The video released by the ministry was produced by editing a clip of the Coast Guard 5001 vessel on a rescue operation and a clip shot by Japan’s P-1 patrol plane at the time when the incident happened, around 3PM on December 20th.

 

“While our Gwanggaeto The Great destroyer was carrying out a humanitarian rescue operation on a vessel in distress, a Japanese patrol aircraft approached the destroyer at a low altitude,” the ministry said. “Why did the Japanese patrol aircraft fly at a threateningly low altitude at the scene of a humanitarian rescue operation?” the ministry also asked. 

According to the video, the Japanese patrol aircraft approached the destroyer within 500 meters, and flew approximately 150 meters above the destroyer. “This posed a threat to the crew of the destroyer, as it made so much noise and was shaking,” the ministry said.

 

The ministry then debunked the clip of the Japanese patrol aircraft that showed that it was aware of the rescue mission.

 

“The Japanese plane continued its inappropriate reconnaissance and created a serious threat by interfering in the humanitarian mission being carried out by the South Korean destroyer,” the ministry spokesperson said, stressing that an armed warplane should not fly threateningly at a low altitude near another nation’s ship, as an accidental collision could occur between the two sides.

 

On Japan’s claim that it followed international law, the video claims that Japan intentionally distorted such law. Japan cited the Convention on International Civil Aviation and the enforcement regulations of the Japanese Aviation Law as the basis of the plane’s compliance with the international aviation law.

 

“Even though the International Civil Aviation Organization (ICAO)’s Convention on International Civil Aviation Annexes 2 to 4 provide that visual flight shall be prohibited at an altitude lower than 150 meters, it clearly stipulates that this provision is a general flight rule for the flight and safety of civil aircraft, and does not apply to military aircraft,” the ministry said. 
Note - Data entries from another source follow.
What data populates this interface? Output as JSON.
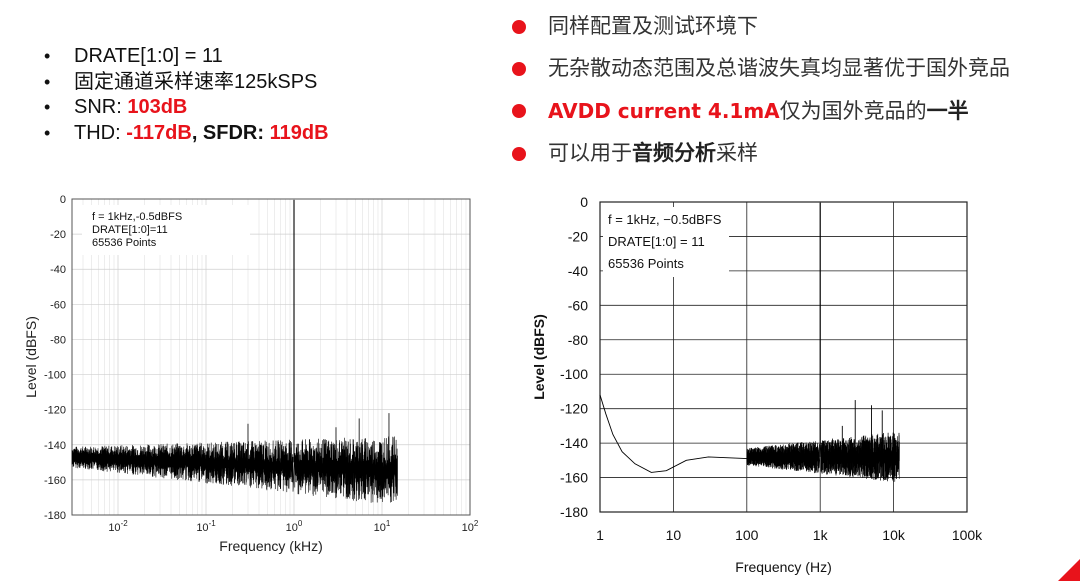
{
  "left_bullets": [
    {
      "label": "DRATE[1:0] = 11"
    },
    {
      "label": "固定通道采样速率125kSPS"
    },
    {
      "label": "SNR: ",
      "value": "103dB"
    },
    {
      "label_thd": "THD: ",
      "thd": "-117dB",
      "sep": ", SFDR: ",
      "sfdr": "119dB"
    }
  ],
  "right_bullets": [
    {
      "text": "同样配置及测试环境下"
    },
    {
      "text": "无杂散动态范围及总谐波失真均显著优于国外竞品"
    },
    {
      "pre": "AVDD current 4.1mA",
      "mid": "仅为国外竞品的",
      "strong": "一半"
    },
    {
      "pre": "可以用于",
      "strong": "音频分析",
      "post": "采样"
    }
  ],
  "colors": {
    "accent": "#e8131b",
    "trace": "#000000",
    "grid": "#cfcfcf"
  },
  "chart_data": [
    {
      "type": "line",
      "x_scale": "log",
      "xlabel": "Frequency (kHz)",
      "ylabel": "Level  (dBFS)",
      "xlim": [
        0.003,
        100
      ],
      "ylim": [
        -180,
        0
      ],
      "x_ticks": [
        "10-2",
        "10-1",
        "100",
        "101",
        "102"
      ],
      "x_tick_values": [
        0.01,
        0.1,
        1,
        10,
        100
      ],
      "y_ticks": [
        0,
        -20,
        -40,
        -60,
        -80,
        -100,
        -120,
        -140,
        -160,
        -180
      ],
      "grid": true,
      "annotation": [
        "f = 1kHz,-0.5dBFS",
        "DRATE[1:0]=11",
        "65536 Points"
      ],
      "series": [
        {
          "x": [
            0.003,
            0.005,
            0.01,
            0.02,
            0.05,
            0.1,
            0.2,
            0.5,
            0.9,
            1.0,
            1.1,
            2,
            5,
            10,
            15
          ],
          "values": [
            -140,
            -147,
            -150,
            -150,
            -151,
            -152,
            -153,
            -153,
            -150,
            -0.5,
            -150,
            -152,
            -152,
            -153,
            -153
          ]
        }
      ],
      "spurs": [
        {
          "x": 0.3,
          "y": -128
        },
        {
          "x": 3,
          "y": -130
        },
        {
          "x": 5.5,
          "y": -125
        },
        {
          "x": 12,
          "y": -122
        }
      ]
    },
    {
      "type": "line",
      "x_scale": "log",
      "xlabel": "Frequency (Hz)",
      "ylabel": "Level  (dBFS)",
      "xlim": [
        1,
        100000
      ],
      "ylim": [
        -180,
        0
      ],
      "x_ticks": [
        "1",
        "10",
        "100",
        "1k",
        "10k",
        "100k"
      ],
      "x_tick_values": [
        1,
        10,
        100,
        1000,
        10000,
        100000
      ],
      "y_ticks": [
        0,
        -20,
        -40,
        -60,
        -80,
        -100,
        -120,
        -140,
        -160,
        -180
      ],
      "grid": true,
      "annotation": [
        "f = 1kHz, −0.5dBFS",
        "DRATE[1:0] = 11",
        "65536 Points"
      ],
      "series": [
        {
          "x": [
            1,
            1.2,
            1.5,
            2,
            3,
            5,
            8,
            15,
            30,
            100,
            300,
            900,
            1000,
            1100,
            3000,
            8000,
            12000
          ],
          "values": [
            -112,
            -123,
            -135,
            -145,
            -152,
            -157,
            -156,
            -150,
            -148,
            -149,
            -148,
            -145,
            -0.5,
            -146,
            -149,
            -150,
            -150
          ]
        }
      ],
      "spurs": [
        {
          "x": 3000,
          "y": -115
        },
        {
          "x": 5000,
          "y": -118
        },
        {
          "x": 7000,
          "y": -121
        },
        {
          "x": 2000,
          "y": -130
        }
      ]
    }
  ]
}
The ministry also clarified that the Gwanggaeto The Great destroyer operated only a search radar to rescue a vessel in distress, and never directed its STIR at the Japanese patrol aircraft.

 

“Despite Japan’s claim that it had detected radar frequency, the video released by Japan showed that the Japanese patrol aircraft was still flying around above the Gwanggaeto The Great destroyer. While flying at a low altitude, it confirmed that the guns of the Gwanggaeto The Great destroyer did not target it and had no intent to attack it,” the ministry said. “If the Gwanggaeto The Great destroyer targeted the patrol aircraft, it should have immediately performed evasive maneuvers. Instead, it approached the destroyer again, something that is not understandable,” the ministry added.  

The video also included the sound of actual communication from the Japanese side. According to the sound, the Japanese patrol aircraft was talking about the Gwanggaeto The Great destroyer, but only ‘Korea’ was intelligible due to noises.

 

“The Japanese communication was unintelligible to the Gwanggaeto The Great destroyer. Besides, it was only attempted after the Japanese patrol aircraft was relatively distant from the rescue operation area,” the ministry explained.  

“Our Navy did not engage in any threatening acts against the maritime patrol aircraft of the partner country. If there is any STIR-related evidence (radar frequency data) that supports Japan’s claim against our destroyer, it should be presented at the working-level talks between the two countries,” the ministry said, stressing that Japan must apologize for its threatening low-altitude flight toward our destroyer that was on a humanitarian rescue mission.

 

However, the ministry has not given up its efforts to unravel the issue. The ministry reaffirmed that it will follow the existing policy to narrow the differences over the incident and resolve the issue via working-level talks. 

 

In a phone conversation on Friday, the Minister of Foreign Ministry Kang Kyung-hwa and Japan’s Foreign Minister Taro Kono also agreed that the defense authorities of the two countries should meet to work out the issue.